The decision on admittance of refugees depended on the judgement of the local commanders. Typically, instructions received by the Army and the Police were periodically changed. Sometimes, local offices intervened on behalf of refugee protection and sometimes for their expulsion. Among the most radical opponents of accepting the refugee Jews were some Romanian officers and the leaders of the German ethnic groups in the border regions. In Turda, for instance, the collaboration of the chief of the Police Department Cornel Bradean, the commander of the Gendarmerie legion Gheorghe Craioveanu, and the leader of the German community Carol Krauss, blocked the refuge of eighteen Jews from Cluj on May 4, 1944. It was at the time when mass deportations had already started in Hungary and when the 18,000 Jewish community of Cluj could have been saved by letting them pass the frontier through the Cluj-Turda corridor. (Krauss's Trial, US Holocaust Memorial Museum Archive, Romanian Information Service records, 1936-1966, RG 25004M, Reel 42).
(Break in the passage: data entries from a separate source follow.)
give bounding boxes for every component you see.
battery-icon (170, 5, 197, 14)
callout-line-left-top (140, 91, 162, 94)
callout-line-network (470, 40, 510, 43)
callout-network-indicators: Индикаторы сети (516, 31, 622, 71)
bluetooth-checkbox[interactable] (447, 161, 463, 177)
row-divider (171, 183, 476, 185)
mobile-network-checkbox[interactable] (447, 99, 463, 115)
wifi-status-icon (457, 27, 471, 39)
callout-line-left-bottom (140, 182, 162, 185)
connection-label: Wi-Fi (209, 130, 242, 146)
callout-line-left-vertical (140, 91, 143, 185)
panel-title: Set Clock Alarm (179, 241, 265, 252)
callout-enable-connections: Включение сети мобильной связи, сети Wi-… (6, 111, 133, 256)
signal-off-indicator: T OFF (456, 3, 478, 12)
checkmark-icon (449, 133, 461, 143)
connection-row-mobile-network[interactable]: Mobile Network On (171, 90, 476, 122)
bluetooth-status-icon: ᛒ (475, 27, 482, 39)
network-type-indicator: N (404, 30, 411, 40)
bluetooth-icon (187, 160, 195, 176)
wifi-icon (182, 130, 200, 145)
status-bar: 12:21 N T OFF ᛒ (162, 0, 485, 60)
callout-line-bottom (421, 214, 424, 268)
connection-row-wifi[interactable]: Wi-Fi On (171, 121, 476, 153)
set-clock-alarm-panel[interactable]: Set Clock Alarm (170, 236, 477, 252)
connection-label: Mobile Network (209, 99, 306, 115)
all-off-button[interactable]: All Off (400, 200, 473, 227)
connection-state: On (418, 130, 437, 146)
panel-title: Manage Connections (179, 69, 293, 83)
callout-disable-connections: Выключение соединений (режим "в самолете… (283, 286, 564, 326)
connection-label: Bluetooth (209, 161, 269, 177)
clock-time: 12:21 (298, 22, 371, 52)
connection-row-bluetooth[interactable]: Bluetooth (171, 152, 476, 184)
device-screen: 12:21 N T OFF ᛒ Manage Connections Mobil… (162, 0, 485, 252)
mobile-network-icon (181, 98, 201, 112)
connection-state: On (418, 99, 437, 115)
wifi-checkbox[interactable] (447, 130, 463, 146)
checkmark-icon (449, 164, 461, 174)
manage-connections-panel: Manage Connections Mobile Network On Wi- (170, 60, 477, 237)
Both Wilhelm Filderman, the President of the Jewish Community of Romania, and the Chief Rabbi Alexandru Safran understandably demonstrated a special concern for the salvation of the Jews of Northern Transylvania and Hungary. In an exchange of correspondence with the prime-minister of the Romanian government, Filderman committed himself to assuring the necessary ships for the Jews coming from Hungary to leave Romania. In another letter addressed to Mihai Antonescu on June 27, 1944, Filderman suggested that the Minister of Interior ask the Army and Gendarmerie "to tolerate the crossing of the border of Jews coming from Hungary, even though they would not be provided with any document issued by either the Hungarian authorities or the Romanian ones." In the end analysis, in Romania, despite the efforts of many to save the Jewish population, the situation of the Jewish refugees from Hungary was poor: in August 1944, there were 710 Jews in Bucharest, 250 in Tirgu-Jiu, 120 in Arad, 80 in Timisoara and 30 in Turda. (Documents Concerning the Fate of the Romanian Jewry during the Holocaust, Volume VIII, Selected and edited by Jean Ancel, 78).
The humiliating living conditions of the Jews of Southern Transylvania, the discrimination they were subjected to as citizens, the anti-Semitic and racial decisions taken by the Antonescu regime, the deportation of some of the Jews to Transnistria, all contradict the interpretations given by Romanian nationalist-oriented historians. Hence a comprehensive historical understanding of Antonescu's dictatorship is essential to overcome the stereotypes and biases which continue to dominate a part of the cultural and political millieus of Romania. Any historian who has studied Romanian history however, can appreciate and understand the ambiguity of this country's policy towards the Jews. Even if the country was allied with the Third Reich against USSR, Romania was different from Germany regarding its policy towards the Jewish population.
Victor Neumann spoke at an EES Discussion on September 5, 2001. The above is a summary of his presentation. Meeting Report #236.